Hellic pointed straight at Isaac.

“I’ve thought long and hard about this.”

“……”

“You dealt me a grave insult—calling me, firstborn of the primitive line, a second-rate imitation.”

Hellic’s opinion hadn’t changed.

To him, Isaac’s swordsmanship was an imperfect imitation, built on shaky fundamentals.

“At first I was disgusted—lost sleep night after night wanting to kill you.”

“Felt a little shame, did you?” Isaac tossed back.

A sly smile curled Hellic’s lips.

“Yes. Shame—deep, wounding shame, as though you’d exposed a cancer inside me.”

But this was not the look of a man still ashamed; it was the look of one who had conquered that shame.

“Yet each passing day let me see you differently. Even Helmut’s’s direct heirs never pierced the lie of my sword the way you did.”

“……”

“If I claim you, won’t my blade at last be complete?”

KWA-A-A-ANG!

Hellic’s staff smashed against the floor.

At once a crimson magic circle flared, and the altar began to shift.

His voice rang out with operatic resonance.

“Isaac!
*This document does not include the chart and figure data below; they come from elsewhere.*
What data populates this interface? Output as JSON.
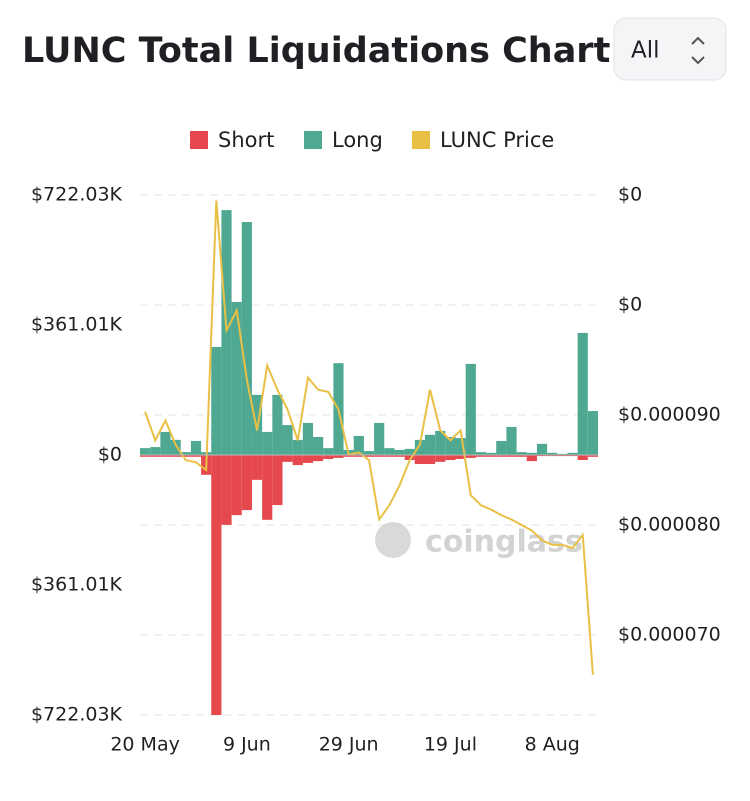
{
  "header": {
    "title": "LUNC Total Liquidations Chart",
    "range_select": "All"
  },
  "chart_data": {
    "type": "bar",
    "watermark": "coinglass",
    "categories": [
      "20 May",
      null,
      null,
      null,
      null,
      null,
      null,
      null,
      null,
      null,
      "9 Jun",
      null,
      null,
      null,
      null,
      null,
      null,
      null,
      null,
      null,
      "29 Jun",
      null,
      null,
      null,
      null,
      null,
      null,
      null,
      null,
      null,
      "19 Jul",
      null,
      null,
      null,
      null,
      null,
      null,
      null,
      null,
      null,
      "8 Aug",
      null,
      null,
      null,
      null
    ],
    "series": [
      {
        "name": "Short",
        "color": "#e5484d",
        "values": [
          -5000,
          -5000,
          -5000,
          -5000,
          -5000,
          -5000,
          -55000,
          -722030,
          -194000,
          -167000,
          -153000,
          -69000,
          -180000,
          -139000,
          -19000,
          -28000,
          -22000,
          -17000,
          -11000,
          -8000,
          -5000,
          -5000,
          -5000,
          -5000,
          -5000,
          -5000,
          -14000,
          -25000,
          -25000,
          -19000,
          -14000,
          -11000,
          -8000,
          -5000,
          -5000,
          -5000,
          -5000,
          -5000,
          -17000,
          -3000,
          -3000,
          -3000,
          -3000,
          -14000,
          -5000
        ]
      },
      {
        "name": "Long",
        "color": "#4fa891",
        "values": [
          19000,
          22000,
          64000,
          42000,
          8000,
          39000,
          8000,
          300000,
          680000,
          425000,
          647000,
          167000,
          64000,
          167000,
          83000,
          42000,
          89000,
          50000,
          19000,
          255000,
          14000,
          53000,
          11000,
          89000,
          19000,
          14000,
          17000,
          42000,
          56000,
          67000,
          50000,
          47000,
          253000,
          8000,
          6000,
          39000,
          78000,
          8000,
          6000,
          31000,
          6000,
          3000,
          6000,
          339000,
          122000
        ]
      },
      {
        "name": "LUNC Price",
        "color": "#e9c046",
        "type": "line",
        "axis": "y2",
        "values": [
          9.03e-05,
          8.77e-05,
          8.95e-05,
          8.73e-05,
          8.59e-05,
          8.57e-05,
          8.5e-05,
          0.0001095,
          9.77e-05,
          9.95e-05,
          9.32e-05,
          8.86e-05,
          9.45e-05,
          9.23e-05,
          9.05e-05,
          8.77e-05,
          9.34e-05,
          9.23e-05,
          9.21e-05,
          9.05e-05,
          8.64e-05,
          8.66e-05,
          8.59e-05,
          8.05e-05,
          8.18e-05,
          8.36e-05,
          8.59e-05,
          8.73e-05,
          9.23e-05,
          8.86e-05,
          8.77e-05,
          8.86e-05,
          8.27e-05,
          8.18e-05,
          8.14e-05,
          8.09e-05,
          8.05e-05,
          8e-05,
          7.95e-05,
          7.86e-05,
          7.82e-05,
          7.82e-05,
          7.79e-05,
          7.91e-05,
          6.64e-05
        ]
      }
    ],
    "ylim": [
      -722030,
      722030
    ],
    "yticks": [
      {
        "value": 722030,
        "label": "$722.03K"
      },
      {
        "value": 361010,
        "label": "$361.01K"
      },
      {
        "value": 0,
        "label": "$0"
      },
      {
        "value": -361010,
        "label": "$361.01K"
      },
      {
        "value": -722030,
        "label": "$722.03K"
      }
    ],
    "y2lim": [
      6.273e-05,
      0.00011
    ],
    "y2ticks": [
      {
        "value": 0.00011,
        "label": "$0"
      },
      {
        "value": 0.0001,
        "label": "$0"
      },
      {
        "value": 9e-05,
        "label": "$0.000090"
      },
      {
        "value": 8e-05,
        "label": "$0.000080"
      },
      {
        "value": 7e-05,
        "label": "$0.000070"
      }
    ],
    "grid": true,
    "legend": "top"
  }
}
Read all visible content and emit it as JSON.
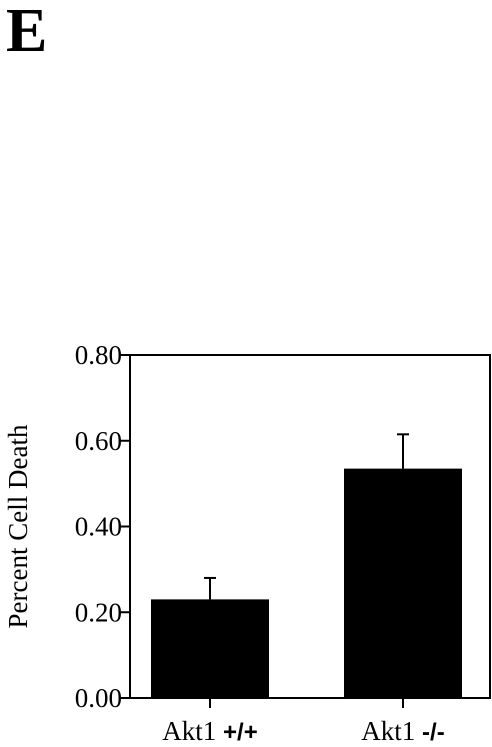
{
  "panel_label": "E",
  "chart_data": {
    "type": "bar",
    "title": "",
    "ylabel": "Percent Cell Death",
    "xlabel": "",
    "ylim": [
      0,
      0.8
    ],
    "yticks": [
      "0.00",
      "0.20",
      "0.40",
      "0.60",
      "0.80"
    ],
    "ytick_values": [
      0,
      0.2,
      0.4,
      0.6,
      0.8
    ],
    "categories": [
      {
        "base": "Akt1 ",
        "genotype": "+/+"
      },
      {
        "base": "Akt1 ",
        "genotype": "-/-"
      }
    ],
    "values": [
      0.23,
      0.535
    ],
    "errors": [
      0.05,
      0.08
    ],
    "bar_color": "#000000",
    "grid": false
  }
}
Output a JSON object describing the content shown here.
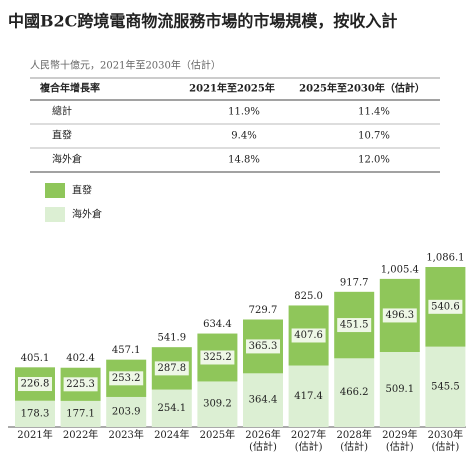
{
  "title": "中國B2C跨境電商物流服務市場的市場規模，按收入計",
  "subtitle": "人民幣十億元，2021年至2030年（估計）",
  "table": {
    "header": [
      "複合年增長率",
      "2021年至2025年",
      "2025年至2030年（估計）"
    ],
    "rows": [
      [
        "總計",
        "11.9%",
        "11.4%"
      ],
      [
        "直發",
        "9.4%",
        "10.7%"
      ],
      [
        "海外倉",
        "14.8%",
        "12.0%"
      ]
    ]
  },
  "chart_data": {
    "type": "stacked_bar",
    "categories": [
      "2021年",
      "2022年",
      "2023年",
      "2024年",
      "2025年",
      "2026年\n(估計)",
      "2027年\n(估計)",
      "2028年\n(估計)",
      "2029年\n(估計)",
      "2030年\n(估計)"
    ],
    "series": [
      {
        "name": "海外倉",
        "color": "#dcefd3",
        "values": [
          178.3,
          177.1,
          203.9,
          254.1,
          309.2,
          364.4,
          417.4,
          466.2,
          509.1,
          545.5
        ]
      },
      {
        "name": "直發",
        "color": "#8fc65a",
        "values": [
          226.8,
          225.3,
          253.2,
          287.8,
          325.2,
          365.3,
          407.6,
          451.5,
          496.3,
          540.6
        ]
      }
    ],
    "totals": [
      405.1,
      402.4,
      457.1,
      541.9,
      634.4,
      729.7,
      825.0,
      917.7,
      1005.4,
      1086.1
    ],
    "total_labels": [
      "405.1",
      "402.4",
      "457.1",
      "541.9",
      "634.4",
      "729.7",
      "825.0",
      "917.7",
      "1,005.4",
      "1,086.1"
    ]
  }
}
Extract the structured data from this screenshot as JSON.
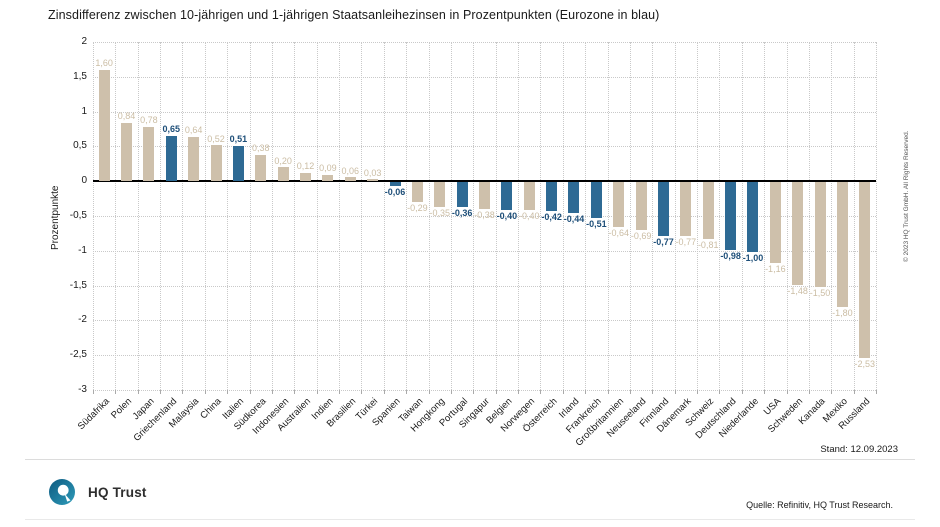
{
  "title": "Zinsdifferenz zwischen 10-jährigen und 1-jährigen Staatsanleihezinsen in Prozentpunkten (Eurozone in blau)",
  "chart_data": {
    "type": "bar",
    "title": "Zinsdifferenz zwischen 10-jährigen und 1-jährigen Staatsanleihezinsen in Prozentpunkten (Eurozone in blau)",
    "xlabel": "",
    "ylabel": "Prozentpunkte",
    "ylim": [
      -3,
      2
    ],
    "grid": "dotted",
    "legend": "none",
    "yticks": [
      2,
      1.5,
      1,
      0.5,
      0,
      -0.5,
      -1,
      -1.5,
      -2,
      -2.5,
      -3
    ],
    "ytick_labels": [
      "2",
      "1,5",
      "1",
      "0,5",
      "0",
      "-0,5",
      "-1",
      "-1,5",
      "-2",
      "-2,5",
      "-3"
    ],
    "colors": {
      "eurozone": "#2e6a94",
      "other": "#cec0ab",
      "eurozone_label": "#1d4e78",
      "other_label": "#cbbda4"
    },
    "bars": [
      {
        "label": "Südafrika",
        "value": 1.6,
        "display": "1,60",
        "eurozone": false
      },
      {
        "label": "Polen",
        "value": 0.84,
        "display": "0,84",
        "eurozone": false
      },
      {
        "label": "Japan",
        "value": 0.78,
        "display": "0,78",
        "eurozone": false
      },
      {
        "label": "Griechenland",
        "value": 0.65,
        "display": "0,65",
        "eurozone": true
      },
      {
        "label": "Malaysia",
        "value": 0.64,
        "display": "0,64",
        "eurozone": false
      },
      {
        "label": "China",
        "value": 0.52,
        "display": "0,52",
        "eurozone": false
      },
      {
        "label": "Italien",
        "value": 0.51,
        "display": "0,51",
        "eurozone": true
      },
      {
        "label": "Südkorea",
        "value": 0.38,
        "display": "0,38",
        "eurozone": false
      },
      {
        "label": "Indonesien",
        "value": 0.2,
        "display": "0,20",
        "eurozone": false
      },
      {
        "label": "Australien",
        "value": 0.12,
        "display": "0,12",
        "eurozone": false
      },
      {
        "label": "Indien",
        "value": 0.09,
        "display": "0,09",
        "eurozone": false
      },
      {
        "label": "Brasilien",
        "value": 0.06,
        "display": "0,06",
        "eurozone": false
      },
      {
        "label": "Türkei",
        "value": 0.03,
        "display": "0,03",
        "eurozone": false
      },
      {
        "label": "Spanien",
        "value": -0.06,
        "display": "-0,06",
        "eurozone": true
      },
      {
        "label": "Taiwan",
        "value": -0.29,
        "display": "-0,29",
        "eurozone": false
      },
      {
        "label": "Hongkong",
        "value": -0.35,
        "display": "-0,35",
        "eurozone": false
      },
      {
        "label": "Portugal",
        "value": -0.36,
        "display": "-0,36",
        "eurozone": true
      },
      {
        "label": "Singapur",
        "value": -0.38,
        "display": "-0,38",
        "eurozone": false
      },
      {
        "label": "Belgien",
        "value": -0.4,
        "display": "-0,40",
        "eurozone": true
      },
      {
        "label": "Norwegen",
        "value": -0.4,
        "display": "-0,40",
        "eurozone": false
      },
      {
        "label": "Österreich",
        "value": -0.42,
        "display": "-0,42",
        "eurozone": true
      },
      {
        "label": "Irland",
        "value": -0.44,
        "display": "-0,44",
        "eurozone": true
      },
      {
        "label": "Frankreich",
        "value": -0.51,
        "display": "-0,51",
        "eurozone": true
      },
      {
        "label": "Großbritannien",
        "value": -0.64,
        "display": "-0,64",
        "eurozone": false
      },
      {
        "label": "Neuseeland",
        "value": -0.69,
        "display": "-0,69",
        "eurozone": false
      },
      {
        "label": "Finnland",
        "value": -0.77,
        "display": "-0,77",
        "eurozone": true
      },
      {
        "label": "Dänemark",
        "value": -0.77,
        "display": "-0,77",
        "eurozone": false
      },
      {
        "label": "Schweiz",
        "value": -0.81,
        "display": "-0,81",
        "eurozone": false
      },
      {
        "label": "Deutschland",
        "value": -0.98,
        "display": "-0,98",
        "eurozone": true
      },
      {
        "label": "Niederlande",
        "value": -1.0,
        "display": "-1,00",
        "eurozone": true
      },
      {
        "label": "USA",
        "value": -1.16,
        "display": "-1,16",
        "eurozone": false
      },
      {
        "label": "Schweden",
        "value": -1.48,
        "display": "-1,48",
        "eurozone": false
      },
      {
        "label": "Kanada",
        "value": -1.5,
        "display": "-1,50",
        "eurozone": false
      },
      {
        "label": "Mexiko",
        "value": -1.8,
        "display": "-1,80",
        "eurozone": false
      },
      {
        "label": "Russland",
        "value": -2.53,
        "display": "-2,53",
        "eurozone": false
      }
    ]
  },
  "annotations": {
    "stand": "Stand: 12.09.2023",
    "copyright": "© 2023 HQ Trust GmbH. All Rights Reserved."
  },
  "footer": {
    "brand": "HQ Trust",
    "source": "Quelle: Refinitiv, HQ Trust Research."
  }
}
Ah—Isaac Logan!”

In this moment that felt like a grand stage play, the protagonist’s eyes were fixed only on Isaac.

“So alluring you are, O man of wisdom! All the knowledge you have amassed through your life—!”

The ritual roared to life. Scarlet light shot out, racing straight for Isaac.

“Offer it unto me!”

Kwon-sok-hwa—the spell that turns humans into the caster’s thrall.

The instant it lunged for Isaac—

High in the black sky,

The solitary silver star blazed even brighter,

As though welcoming the child who had chased it all this way.